As Christians, we understand the first part of the story just that way. The "messengers" represent the prophets, sent to the people of Israel to remind them of God's invitation to them. Far too many of the Israelites ignored and rejected the message, and some of them did assault and murder the messengers. This part of the story represents the story of God's outreach to Israel, but it doesn't tell it literally.

This rejection and murder outrage the king, who sends his soldiers to take justice from the murderers and burn their city. In one afternoon? Well, if we take the story literally, yes, but I think that's the point where Jesus starts to hint to us that we need to stretch our brains a little when thinking about what he says. No city could fall in just an afternoon, not even to a Caesar. While this move satisfies the king's desire for justice, it leaves him a little shy in the feast guest department. So out go his messengers into the streets to gather up the poor and the leftovers, "whoever you can find." Again, see how the story is representational and not literal? We understand God's invitation is given to everyone equally -- in fact, some Christians suggest that the poor and needy hear it before the rich do. I don't know if that's true, but I do know that God's invitation goes out to the whole world regardless of wealth, privilege or status, because the whole world regardless of wealth, privilege or status needs to hear God's message.

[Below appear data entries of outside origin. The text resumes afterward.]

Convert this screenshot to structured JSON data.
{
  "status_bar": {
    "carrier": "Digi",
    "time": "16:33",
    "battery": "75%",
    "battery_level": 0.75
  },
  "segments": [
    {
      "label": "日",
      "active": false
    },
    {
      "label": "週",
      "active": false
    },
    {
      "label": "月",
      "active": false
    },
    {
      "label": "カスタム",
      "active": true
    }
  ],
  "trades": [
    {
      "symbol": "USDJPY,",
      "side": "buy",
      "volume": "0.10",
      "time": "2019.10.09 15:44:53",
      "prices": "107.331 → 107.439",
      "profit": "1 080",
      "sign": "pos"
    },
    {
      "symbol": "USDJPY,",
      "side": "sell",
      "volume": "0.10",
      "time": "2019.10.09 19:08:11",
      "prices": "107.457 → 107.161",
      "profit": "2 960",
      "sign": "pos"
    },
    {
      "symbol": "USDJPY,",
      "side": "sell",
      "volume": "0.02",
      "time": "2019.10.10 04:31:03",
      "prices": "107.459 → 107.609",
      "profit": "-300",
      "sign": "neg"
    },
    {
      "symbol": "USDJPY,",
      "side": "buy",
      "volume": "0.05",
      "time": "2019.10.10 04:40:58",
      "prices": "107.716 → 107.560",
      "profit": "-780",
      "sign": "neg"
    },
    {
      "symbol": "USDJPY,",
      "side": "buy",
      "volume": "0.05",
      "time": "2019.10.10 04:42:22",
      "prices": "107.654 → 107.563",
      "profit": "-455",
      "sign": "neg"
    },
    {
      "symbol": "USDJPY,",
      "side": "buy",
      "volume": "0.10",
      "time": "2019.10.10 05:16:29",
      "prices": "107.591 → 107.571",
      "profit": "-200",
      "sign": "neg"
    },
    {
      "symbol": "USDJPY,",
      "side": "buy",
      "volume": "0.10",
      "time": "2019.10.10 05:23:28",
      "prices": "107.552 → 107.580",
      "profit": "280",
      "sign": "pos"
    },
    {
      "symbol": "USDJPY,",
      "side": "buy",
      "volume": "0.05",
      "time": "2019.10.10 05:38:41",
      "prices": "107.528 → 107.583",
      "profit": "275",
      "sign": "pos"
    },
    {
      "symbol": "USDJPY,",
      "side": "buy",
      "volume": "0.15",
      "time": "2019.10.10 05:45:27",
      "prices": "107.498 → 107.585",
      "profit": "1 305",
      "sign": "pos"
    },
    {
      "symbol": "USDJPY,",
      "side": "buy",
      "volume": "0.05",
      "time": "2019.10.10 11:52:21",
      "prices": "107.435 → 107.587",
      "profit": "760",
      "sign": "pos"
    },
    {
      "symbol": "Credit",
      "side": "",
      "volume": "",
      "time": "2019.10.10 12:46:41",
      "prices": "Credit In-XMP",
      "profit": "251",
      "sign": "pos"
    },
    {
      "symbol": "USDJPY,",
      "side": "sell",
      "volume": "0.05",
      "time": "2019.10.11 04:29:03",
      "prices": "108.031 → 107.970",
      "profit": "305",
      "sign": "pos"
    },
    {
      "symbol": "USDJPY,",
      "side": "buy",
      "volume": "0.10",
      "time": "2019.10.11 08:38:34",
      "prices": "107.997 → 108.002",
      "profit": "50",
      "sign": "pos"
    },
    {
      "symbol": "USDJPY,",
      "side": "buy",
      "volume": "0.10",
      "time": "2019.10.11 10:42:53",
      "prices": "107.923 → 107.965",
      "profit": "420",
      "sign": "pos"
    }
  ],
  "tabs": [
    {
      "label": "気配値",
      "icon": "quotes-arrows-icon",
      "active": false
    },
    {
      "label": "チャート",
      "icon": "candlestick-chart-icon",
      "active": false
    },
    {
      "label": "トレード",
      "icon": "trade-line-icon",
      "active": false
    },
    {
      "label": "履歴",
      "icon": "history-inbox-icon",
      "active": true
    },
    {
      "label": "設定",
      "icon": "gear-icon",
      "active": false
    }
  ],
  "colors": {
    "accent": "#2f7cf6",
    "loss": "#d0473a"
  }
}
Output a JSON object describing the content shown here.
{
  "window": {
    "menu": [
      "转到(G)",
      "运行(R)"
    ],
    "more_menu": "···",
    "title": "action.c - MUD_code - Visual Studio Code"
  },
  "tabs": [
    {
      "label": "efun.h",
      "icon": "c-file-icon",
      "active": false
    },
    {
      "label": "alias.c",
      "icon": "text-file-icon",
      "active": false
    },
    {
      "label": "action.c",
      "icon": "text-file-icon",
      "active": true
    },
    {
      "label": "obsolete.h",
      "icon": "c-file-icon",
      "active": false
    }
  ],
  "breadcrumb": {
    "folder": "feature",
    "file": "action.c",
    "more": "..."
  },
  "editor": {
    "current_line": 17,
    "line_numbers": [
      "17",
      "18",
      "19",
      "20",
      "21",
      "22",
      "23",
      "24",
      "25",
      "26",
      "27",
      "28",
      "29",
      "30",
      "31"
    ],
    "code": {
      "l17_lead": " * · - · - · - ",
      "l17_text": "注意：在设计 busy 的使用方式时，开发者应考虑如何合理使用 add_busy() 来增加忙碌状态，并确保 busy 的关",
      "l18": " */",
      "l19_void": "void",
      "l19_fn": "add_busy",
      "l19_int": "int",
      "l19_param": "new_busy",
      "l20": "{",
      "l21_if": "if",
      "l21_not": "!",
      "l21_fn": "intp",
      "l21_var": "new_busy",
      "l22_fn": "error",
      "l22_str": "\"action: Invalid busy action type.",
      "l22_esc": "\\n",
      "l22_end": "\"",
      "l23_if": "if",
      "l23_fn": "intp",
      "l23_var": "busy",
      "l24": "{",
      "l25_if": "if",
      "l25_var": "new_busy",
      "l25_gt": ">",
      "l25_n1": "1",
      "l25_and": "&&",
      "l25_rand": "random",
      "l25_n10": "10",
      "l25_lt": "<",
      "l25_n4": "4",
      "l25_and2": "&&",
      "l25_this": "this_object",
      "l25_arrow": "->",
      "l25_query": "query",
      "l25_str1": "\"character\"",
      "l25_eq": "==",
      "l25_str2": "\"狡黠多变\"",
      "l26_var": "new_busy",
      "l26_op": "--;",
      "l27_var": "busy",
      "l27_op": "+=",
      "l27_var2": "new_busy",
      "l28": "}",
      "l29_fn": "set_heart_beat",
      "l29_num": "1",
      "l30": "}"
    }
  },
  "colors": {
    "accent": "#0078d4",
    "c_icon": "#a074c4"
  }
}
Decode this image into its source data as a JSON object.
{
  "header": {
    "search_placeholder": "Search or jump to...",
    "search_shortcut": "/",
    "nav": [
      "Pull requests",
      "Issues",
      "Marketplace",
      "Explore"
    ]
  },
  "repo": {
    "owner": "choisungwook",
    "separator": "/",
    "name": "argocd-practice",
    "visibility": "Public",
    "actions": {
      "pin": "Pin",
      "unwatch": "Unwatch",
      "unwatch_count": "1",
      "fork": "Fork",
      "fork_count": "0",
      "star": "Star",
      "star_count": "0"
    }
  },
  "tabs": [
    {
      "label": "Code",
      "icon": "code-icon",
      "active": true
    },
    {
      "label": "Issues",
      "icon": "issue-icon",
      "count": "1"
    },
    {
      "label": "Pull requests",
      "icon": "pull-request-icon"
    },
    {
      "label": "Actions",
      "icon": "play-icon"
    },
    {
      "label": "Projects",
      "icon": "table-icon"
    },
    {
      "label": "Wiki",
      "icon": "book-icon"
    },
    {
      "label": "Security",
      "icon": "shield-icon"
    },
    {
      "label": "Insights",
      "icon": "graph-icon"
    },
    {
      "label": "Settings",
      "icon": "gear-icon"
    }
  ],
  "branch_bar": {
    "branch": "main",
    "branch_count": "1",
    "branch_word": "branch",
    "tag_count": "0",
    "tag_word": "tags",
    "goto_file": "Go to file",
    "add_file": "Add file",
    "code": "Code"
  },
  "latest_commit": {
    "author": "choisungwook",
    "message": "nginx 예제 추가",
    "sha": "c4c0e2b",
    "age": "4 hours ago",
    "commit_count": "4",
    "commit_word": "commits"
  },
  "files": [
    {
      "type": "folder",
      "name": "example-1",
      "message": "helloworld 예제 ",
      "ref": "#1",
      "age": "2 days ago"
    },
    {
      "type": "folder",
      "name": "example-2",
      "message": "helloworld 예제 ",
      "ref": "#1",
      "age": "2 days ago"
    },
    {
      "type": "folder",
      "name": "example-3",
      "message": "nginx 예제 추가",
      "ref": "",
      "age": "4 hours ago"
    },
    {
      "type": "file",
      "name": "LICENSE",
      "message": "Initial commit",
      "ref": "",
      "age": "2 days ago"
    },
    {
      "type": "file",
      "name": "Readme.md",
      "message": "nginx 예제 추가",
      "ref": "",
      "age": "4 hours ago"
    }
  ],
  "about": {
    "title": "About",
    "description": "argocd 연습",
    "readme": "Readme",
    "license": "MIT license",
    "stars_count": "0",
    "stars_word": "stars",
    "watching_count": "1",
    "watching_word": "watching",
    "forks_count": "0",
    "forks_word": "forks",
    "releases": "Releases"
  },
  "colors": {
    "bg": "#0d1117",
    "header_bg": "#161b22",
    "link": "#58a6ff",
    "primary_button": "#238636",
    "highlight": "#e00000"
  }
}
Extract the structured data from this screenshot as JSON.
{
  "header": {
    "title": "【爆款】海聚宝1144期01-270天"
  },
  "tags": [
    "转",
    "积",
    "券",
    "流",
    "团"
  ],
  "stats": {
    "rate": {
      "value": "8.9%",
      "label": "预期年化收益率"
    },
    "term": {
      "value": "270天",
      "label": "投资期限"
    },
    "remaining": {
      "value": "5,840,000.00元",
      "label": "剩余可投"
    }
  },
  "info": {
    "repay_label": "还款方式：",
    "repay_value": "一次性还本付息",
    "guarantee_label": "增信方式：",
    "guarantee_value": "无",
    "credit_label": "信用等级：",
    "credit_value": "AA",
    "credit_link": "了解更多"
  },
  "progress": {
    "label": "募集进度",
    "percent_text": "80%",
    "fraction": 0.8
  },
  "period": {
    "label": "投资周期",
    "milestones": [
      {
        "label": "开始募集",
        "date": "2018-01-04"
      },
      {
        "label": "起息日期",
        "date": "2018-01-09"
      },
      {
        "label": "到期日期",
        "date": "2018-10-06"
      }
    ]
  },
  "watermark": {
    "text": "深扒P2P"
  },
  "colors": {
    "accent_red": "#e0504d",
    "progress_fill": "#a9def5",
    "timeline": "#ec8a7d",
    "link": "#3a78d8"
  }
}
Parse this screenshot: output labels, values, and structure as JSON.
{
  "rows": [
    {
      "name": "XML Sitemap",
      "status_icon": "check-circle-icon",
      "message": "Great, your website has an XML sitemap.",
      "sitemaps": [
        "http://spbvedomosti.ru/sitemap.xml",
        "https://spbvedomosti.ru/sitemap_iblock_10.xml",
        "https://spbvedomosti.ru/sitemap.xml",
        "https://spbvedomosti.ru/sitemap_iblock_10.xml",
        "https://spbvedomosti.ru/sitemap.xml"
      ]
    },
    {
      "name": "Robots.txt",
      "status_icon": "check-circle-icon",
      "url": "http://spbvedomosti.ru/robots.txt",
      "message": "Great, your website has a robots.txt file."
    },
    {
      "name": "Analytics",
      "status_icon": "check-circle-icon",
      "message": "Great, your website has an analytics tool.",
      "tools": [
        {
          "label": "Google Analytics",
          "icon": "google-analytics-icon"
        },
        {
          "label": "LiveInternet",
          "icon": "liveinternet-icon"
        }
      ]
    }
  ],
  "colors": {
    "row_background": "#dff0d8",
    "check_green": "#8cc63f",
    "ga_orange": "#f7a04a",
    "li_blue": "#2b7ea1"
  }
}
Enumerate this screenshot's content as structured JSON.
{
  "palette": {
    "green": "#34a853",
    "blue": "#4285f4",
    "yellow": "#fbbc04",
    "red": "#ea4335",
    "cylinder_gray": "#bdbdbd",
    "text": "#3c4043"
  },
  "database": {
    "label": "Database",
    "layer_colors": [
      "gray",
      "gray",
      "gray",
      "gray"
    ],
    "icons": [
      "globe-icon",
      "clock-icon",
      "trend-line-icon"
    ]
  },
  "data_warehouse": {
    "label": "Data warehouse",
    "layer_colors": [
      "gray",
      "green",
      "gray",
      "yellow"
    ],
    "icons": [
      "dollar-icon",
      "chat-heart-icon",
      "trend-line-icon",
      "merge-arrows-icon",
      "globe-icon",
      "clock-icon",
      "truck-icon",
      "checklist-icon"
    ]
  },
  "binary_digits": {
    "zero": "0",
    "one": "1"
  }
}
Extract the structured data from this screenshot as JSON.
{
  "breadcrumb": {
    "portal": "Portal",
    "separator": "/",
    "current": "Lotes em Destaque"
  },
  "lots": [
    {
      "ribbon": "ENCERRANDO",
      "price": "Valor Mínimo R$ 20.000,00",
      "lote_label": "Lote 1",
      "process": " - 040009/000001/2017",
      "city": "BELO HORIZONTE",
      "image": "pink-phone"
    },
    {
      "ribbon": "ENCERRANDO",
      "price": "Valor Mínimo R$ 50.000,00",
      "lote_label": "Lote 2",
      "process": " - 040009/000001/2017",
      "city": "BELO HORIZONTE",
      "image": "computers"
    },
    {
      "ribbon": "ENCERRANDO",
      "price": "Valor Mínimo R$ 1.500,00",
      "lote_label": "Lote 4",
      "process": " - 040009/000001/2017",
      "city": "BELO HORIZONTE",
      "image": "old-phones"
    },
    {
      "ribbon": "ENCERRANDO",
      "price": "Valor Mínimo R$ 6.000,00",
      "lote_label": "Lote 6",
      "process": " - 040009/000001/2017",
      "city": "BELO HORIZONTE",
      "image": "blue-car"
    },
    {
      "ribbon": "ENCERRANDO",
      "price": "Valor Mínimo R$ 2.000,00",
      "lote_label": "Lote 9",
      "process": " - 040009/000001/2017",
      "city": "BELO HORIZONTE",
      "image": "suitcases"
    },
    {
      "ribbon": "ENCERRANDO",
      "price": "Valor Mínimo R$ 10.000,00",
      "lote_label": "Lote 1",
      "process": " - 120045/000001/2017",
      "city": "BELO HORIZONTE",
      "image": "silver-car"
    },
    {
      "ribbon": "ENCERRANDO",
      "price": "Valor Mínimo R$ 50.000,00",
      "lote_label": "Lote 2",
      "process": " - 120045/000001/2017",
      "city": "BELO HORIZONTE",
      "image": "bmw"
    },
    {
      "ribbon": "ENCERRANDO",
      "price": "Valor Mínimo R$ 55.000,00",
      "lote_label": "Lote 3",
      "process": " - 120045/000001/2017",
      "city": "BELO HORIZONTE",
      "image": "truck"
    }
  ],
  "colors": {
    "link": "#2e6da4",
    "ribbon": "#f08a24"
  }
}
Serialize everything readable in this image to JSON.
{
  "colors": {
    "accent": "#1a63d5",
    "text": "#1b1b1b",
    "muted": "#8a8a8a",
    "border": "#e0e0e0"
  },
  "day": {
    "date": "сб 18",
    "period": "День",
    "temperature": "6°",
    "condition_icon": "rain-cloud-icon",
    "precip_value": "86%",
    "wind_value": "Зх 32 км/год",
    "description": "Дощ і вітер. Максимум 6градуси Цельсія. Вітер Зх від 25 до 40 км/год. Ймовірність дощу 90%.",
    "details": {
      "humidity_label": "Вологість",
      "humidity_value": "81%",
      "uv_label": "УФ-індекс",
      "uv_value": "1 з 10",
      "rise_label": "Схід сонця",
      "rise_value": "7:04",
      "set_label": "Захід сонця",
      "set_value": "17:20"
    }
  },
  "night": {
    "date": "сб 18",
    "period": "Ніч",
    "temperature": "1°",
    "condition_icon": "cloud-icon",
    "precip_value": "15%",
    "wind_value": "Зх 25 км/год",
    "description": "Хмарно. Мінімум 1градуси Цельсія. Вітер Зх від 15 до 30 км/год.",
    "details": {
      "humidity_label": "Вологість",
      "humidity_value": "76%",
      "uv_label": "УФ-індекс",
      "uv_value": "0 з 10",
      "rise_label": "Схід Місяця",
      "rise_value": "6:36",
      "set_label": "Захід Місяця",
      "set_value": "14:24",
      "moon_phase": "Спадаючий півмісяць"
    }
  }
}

I think that's one thing that Jesus wants those who hear or read this story to understand. I also think he wants us to understand that there is no difference between passively ignoring God's invitation and actively rejecting it. We can't abstain from the vote. Jesus himself tells John in Revelation that he would almost rather one of the seven churches he addresses would be cold instead of lukewarm, because the lukewarm makes him sick. Those in the city who just turned their back on the messengers but who didn't attack or kill them lost their homes just as surely as did those who responded violently. A theologian named Rudolf Bultmann said this was the "existential question," meaning a question that dealt with our very existence. We accept that God is real and calls us back to him or we don't, and our choice influences everything about our lives.

The incident with the unfortunately clothed guest shows the same idea. Without a wedding garment, he obviously didn't belong at the wedding feast. We either follow God or we don't. We can't half-follow him, just like the wedding-garmentless man couldn't pretend to be a wedding guest. The story is less of a description of the fate of people who get caught sneaking into the Kingdom of God -- because that isn't going to happen -- than another reminder that there is no middle ground.

Now, there might be plenty of people who follow God even though they're not aware that's what they do. In Romans 1, Paul suggests that God has given people what they need to know how to do that, and it may be they don't recognize they're doing so. But they're still following God or not following him, no matter what they know.

And in any event, that's them. We know what God requires, so we have our choice clearly outlined for us. God has invited you, and me, and everyone, to the wedding feast of his son and his bride the church. Let us make our way there together.